What if generating a correct SQL query is not just a language task, but a software engineering problem? DeepEye-SQL reframes Text-to-SQL through the lens of the Software Development Life Cycle, achieving state-of-the-art performance with a small open-source model.

Boyan Li, Chong Chen, Zhujun Xue, Yinan Mei, Yuyu Luo*
Text-to-SQL is not merely a language generation task. Generating a correct SQL query demands structured orchestration and verifiable correctness — just like building software.

Understand what to build by grounding intent in the database schema
Build multiple independent SQL solutions in parallel for fault tolerance
Verify each SQL with 8 deterministic checkers, not LLM self-refinement
Ship the best SQL through a confidence-gated quality gate
| Method | Core Paradigm | Verification | SQL Selection | Efficiency |
|---|---|---|---|---|
| CHESS | Linear Inference | LLM Self-Refinement | Heuristic Majority Voting | High API Cost (Gemini 1.5 Pro) |
| Alpha-SQL | Search-Centric (MCTS) | Basic Syntax Check | Heuristic Majority Voting | High Inference Latency |
| OmniSQL | Data-Centric SFT | Basic Syntax Check | Heuristic Majority Voting | High Training Cost |
| DeepEye-SQL | SE-Lifecycle Centric | Deterministic Unit Testing | Confidence-Aware Selection | Efficient & Training-Free (~3B) |
Before writing any code, a software engineer must fully understand the requirements. Similarly, DeepEye-SQL first scopes the user's intent by grounding the natural language question in the database schema. This phase employs three complementary schema linking strategies to ensure no relevant table or column is missed.
"What is the average rating of restaurants in San Francisco that serve Italian food?"
LLM identifies 'rating', 'restaurants', and 'reviews' from the question keywords. Misses the 'locations' table which also has city data.
Each strategy has blind spots. Direct linking may miss implicit tables. Reversed linking may hallucinate schema elements. Value-based linking only finds columns with matching values. Their union provides robust, fault-tolerant coverage.
In safety-critical software, N-version programming uses multiple independent teams to build the same system. DeepEye-SQL applies this principle: three fundamentally different SQL generators work in parallel on the same question, producing diverse candidate solutions that avoid correlated failures.

"Find the top 3 departments with the highest average salary"
Self-consistency randomly samples from the same generator, producing correlated errors. N-version programming uses fundamentally different reasoning paradigms, so failures are independent — a critical distinction for fault tolerance.
SELECT d.name,
AVG(e.salary) AS avg_sal
FROM employees e
JOIN departments d
ON e.dept_id = d.id
GROUP BY d.name
ORDER BY avg_sal DESC
LIMIT 3Same semantics, different syntax — diversity by design.
Just as software undergoes rigorous unit testing, each SQL candidate passes through a chain of 8 deterministic checkers. Unlike LLM-based self-refinement, these checkers use rule-based logic to catch specific bug patterns — producing actionable bug reports that guide targeted fixes.

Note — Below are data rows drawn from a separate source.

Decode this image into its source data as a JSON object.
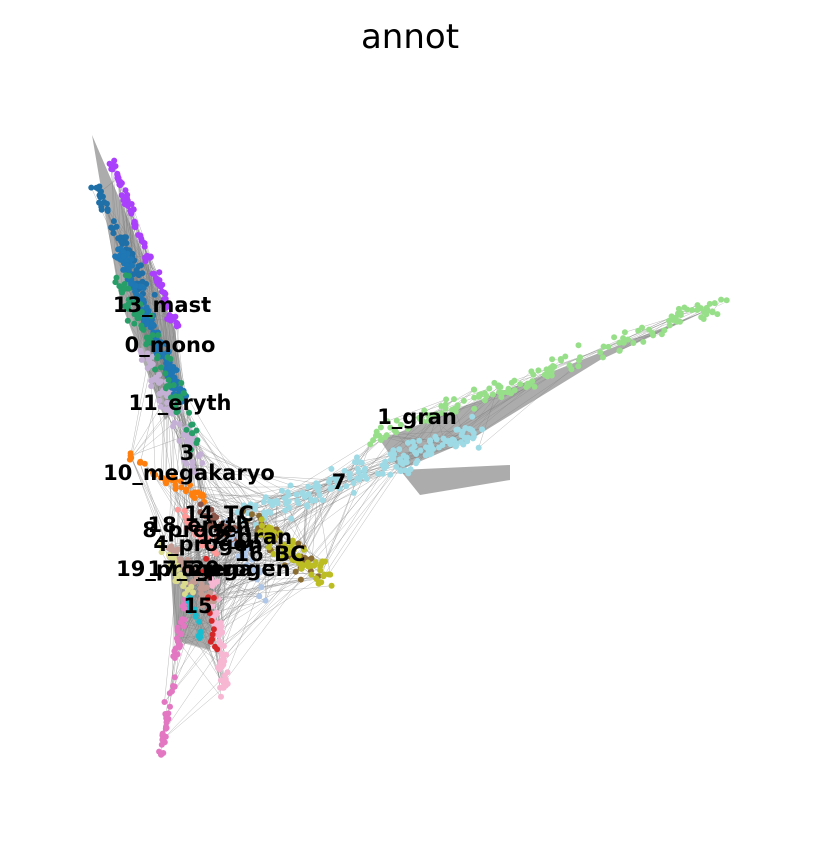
{
  "chart_data": {
    "type": "scatter",
    "subtype": "graph-embedding",
    "title": "annot",
    "xlabel": "",
    "ylabel": "",
    "axes_visible": false,
    "grid": false,
    "legend": "on data",
    "edge_color": "#808080",
    "clusters": [
      {
        "name": "0_mono",
        "color": "#1f77b4"
      },
      {
        "name": "1_gran",
        "color": "#98df8a"
      },
      {
        "name": "3",
        "color": "#c5b0d5"
      },
      {
        "name": "4_progen",
        "color": "#d62728"
      },
      {
        "name": "5_progen",
        "color": "#bcbd22"
      },
      {
        "name": "7",
        "color": "#9edae5"
      },
      {
        "name": "8_progen",
        "color": "#c49c94"
      },
      {
        "name": "10_megakaryo",
        "color": "#ff7f0e"
      },
      {
        "name": "11_eryth",
        "color": "#279e68"
      },
      {
        "name": "12_gran",
        "color": "#aa40fc"
      },
      {
        "name": "13_mast",
        "color": "#1f6fa8"
      },
      {
        "name": "14_TC",
        "color": "#8c564b"
      },
      {
        "name": "15",
        "color": "#e377c2"
      },
      {
        "name": "16_BC",
        "color": "#aec7e8"
      },
      {
        "name": "17_mega",
        "color": "#dbdb8d"
      },
      {
        "name": "18_eryth",
        "color": "#ff9896"
      },
      {
        "name": "19_progen",
        "color": "#17becf"
      },
      {
        "name": "20",
        "color": "#f7b6d2"
      },
      {
        "name": "21",
        "color": "#8c6d31"
      }
    ]
  }
}
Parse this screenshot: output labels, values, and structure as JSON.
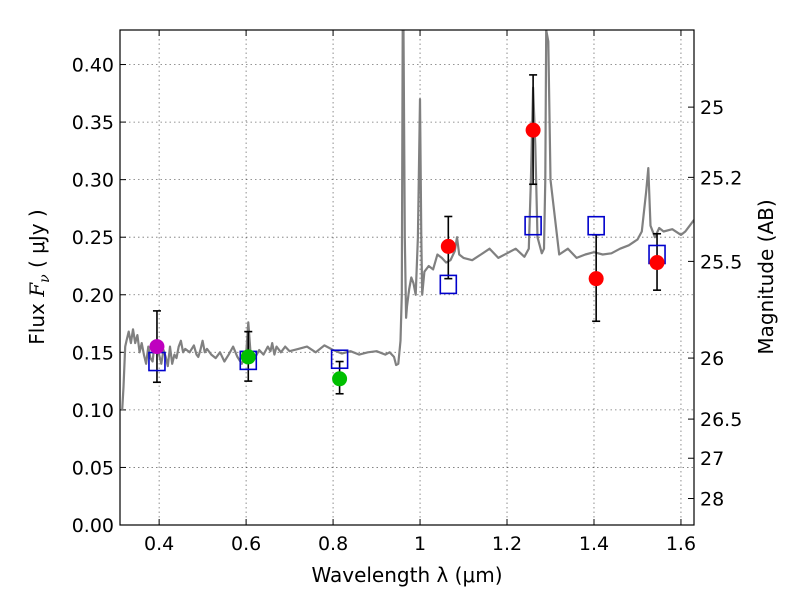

Traditional approaches ask the LLM to "check its own work" — but LLMs often repeat the same mistakes. DeepEye-SQL's checkers use deterministic rules (schema metadata, execution results, SQL parsing) to produce precise bug reports. The LLM only handles the targeted fix, not the diagnosis.
A software product is not released just because it compiles — it must pass a Quality Gate. DeepEye-SQL applies this principle through confidence-aware selection: execute all candidates, cluster by results, estimate confidence, and adaptively choose between a fast shortcut (high confidence) or rigorous peer review (low confidence).

Execute all SQL candidates against the database and group them by their execution results. Queries producing identical results belong to the same cluster.
[(Engineering, 95000), (Sales, 82000), (Marketing, 78000)]
[(Engineering, 95000), (Sales, 82000), (HR, 75000)]
DeepEye-SQL achieves top results on major Text-to-SQL benchmarks using only a ~3B active parameter open-source model, surpassing methods that rely on much larger proprietary models.
Uses a MoE model with ~30B total but only ~3B activated parameters. No fine-tuning required — purely inference-time techniques.
Outperforms methods using GPT-4o, Gemini 1.5 Pro, and other proprietary models with 200B+ parameters on both benchmarks.
Unlike data-centric approaches (OmniSQL) that require expensive SFT, DeepEye-SQL works out-of-the-box with any capable open-source LLM.
Ablation study on BIRD-Dev with Qwen3-Coder-30B-A3B (Table 10 from paper). Click each variant to see its impact on the final accuracy.
ICL-based Generation (Phase 2) and Tool-Chain Testing & Revision (Phase 3) each contribute the largest single improvement of -2.5% and -2.1% respectively. Semantic Value Retrieval (Phase 1) also shows a significant -2.1% drop when removed. This confirms that the SDLC-inspired design creates complementary components where each phase addresses different failure modes.